Soybeans still can recover yields if conditions improve during the remainder of the growing season, but corn plants can rebound little this late in the season.

Indiana has seen the worst of it, said Chris Hurt, an agricultural economist at Purdue University.

A quarter of its corn crop is listed as "poor" or "very poor," and Hurt predicts $500 million in corn and soybean crop losses.

Last week, Gov. Mike Pence asked U.S. Agriculture Secretary Tom Vilsack for a disaster declaration for 53 of Indiana's 92 counties because of crop damage and other flooding-related losses.
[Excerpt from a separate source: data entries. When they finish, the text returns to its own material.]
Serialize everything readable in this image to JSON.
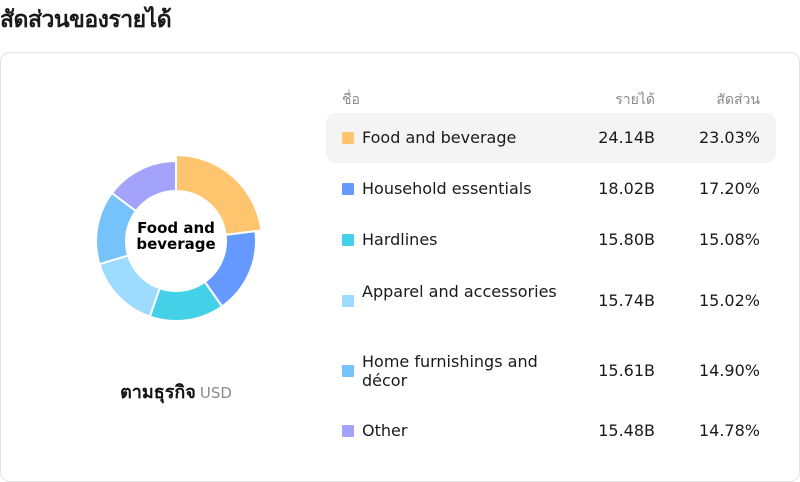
{
  "page": {
    "title": "สัดส่วนของรายได้"
  },
  "chart_data": {
    "type": "pie",
    "donut": true,
    "center_label": "Food and beverage",
    "caption": "ตามธุรกิจ",
    "unit": "USD",
    "columns": {
      "name": "ชื่อ",
      "revenue": "รายได้",
      "share": "สัดส่วน"
    },
    "highlighted_index": 0,
    "slices": [
      {
        "name": "Food and beverage",
        "revenue": "24.14B",
        "value": 24.14,
        "share": "23.03%",
        "color": "#FFC56E"
      },
      {
        "name": "Household essentials",
        "revenue": "18.02B",
        "value": 18.02,
        "share": "17.20%",
        "color": "#6699FF"
      },
      {
        "name": "Hardlines",
        "revenue": "15.80B",
        "value": 15.8,
        "share": "15.08%",
        "color": "#44D1E8"
      },
      {
        "name": "Apparel and accessories",
        "revenue": "15.74B",
        "value": 15.74,
        "share": "15.02%",
        "color": "#9DDCFF"
      },
      {
        "name": "Home furnishings and décor",
        "revenue": "15.61B",
        "value": 15.61,
        "share": "14.90%",
        "color": "#76C2FA"
      },
      {
        "name": "Other",
        "revenue": "15.48B",
        "value": 15.48,
        "share": "14.78%",
        "color": "#A3A3FC"
      }
    ]
  }
}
Elsewhere, "poor" or "very poor" corn crop conditions are being seen in a fifth of Ohio's crop, 18 percent in Missouri, 15 percent in Illinois and about one-tenth in Kansas and Michigan.

The first clear assessment of the extent of the Midwest crop losses will come Aug. 12, when the USDA releases its first harvest estimates.
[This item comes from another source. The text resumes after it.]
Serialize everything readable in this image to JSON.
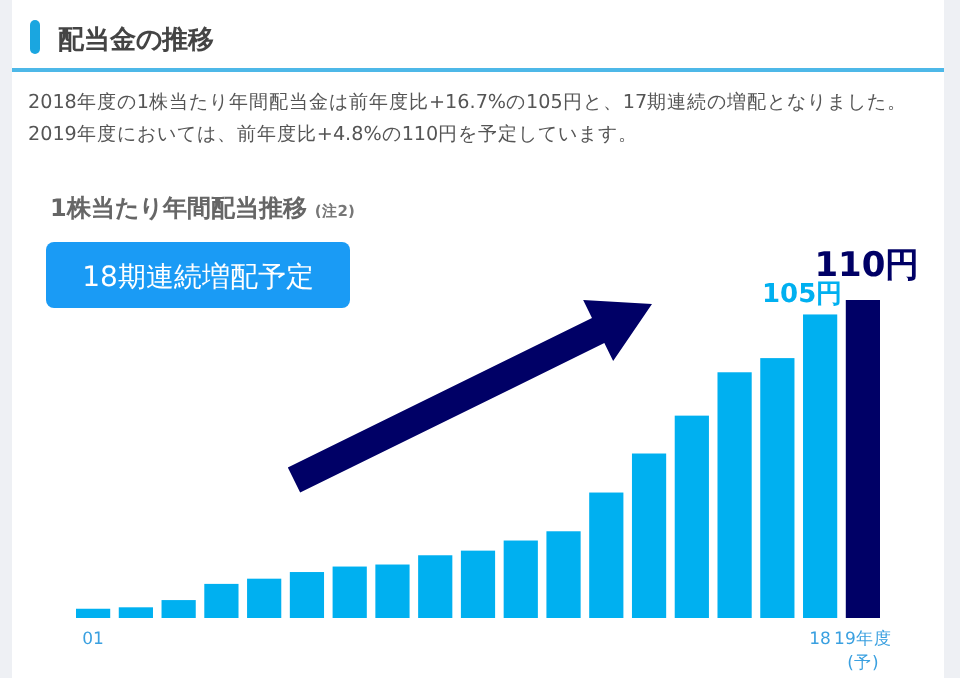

But Hurt expects it will be October before an accurate estimate emerges because of the many variables, including warmer, drier weather in the forecast for August.

There's no unscathed cropland in central Indiana's Boone County, a fact worsened by farmers' inability to boost crops with fertilizer, said Curt Emanuel, an agricultural educator for the Purdue Extension. Some farmers have taken the rare step of using crop-dusters to apply fertilizer on cornfields.

At this point, Emanuel said, farmers have competing wants: drier weather but weekly rainfall, because some corn didn't develop deep root systems -- a problem if it gets hot and dry.

"If it dries out, even for a few days, all of a sudden we could have drought stresses on those plants," he said. "It's just that kind of year."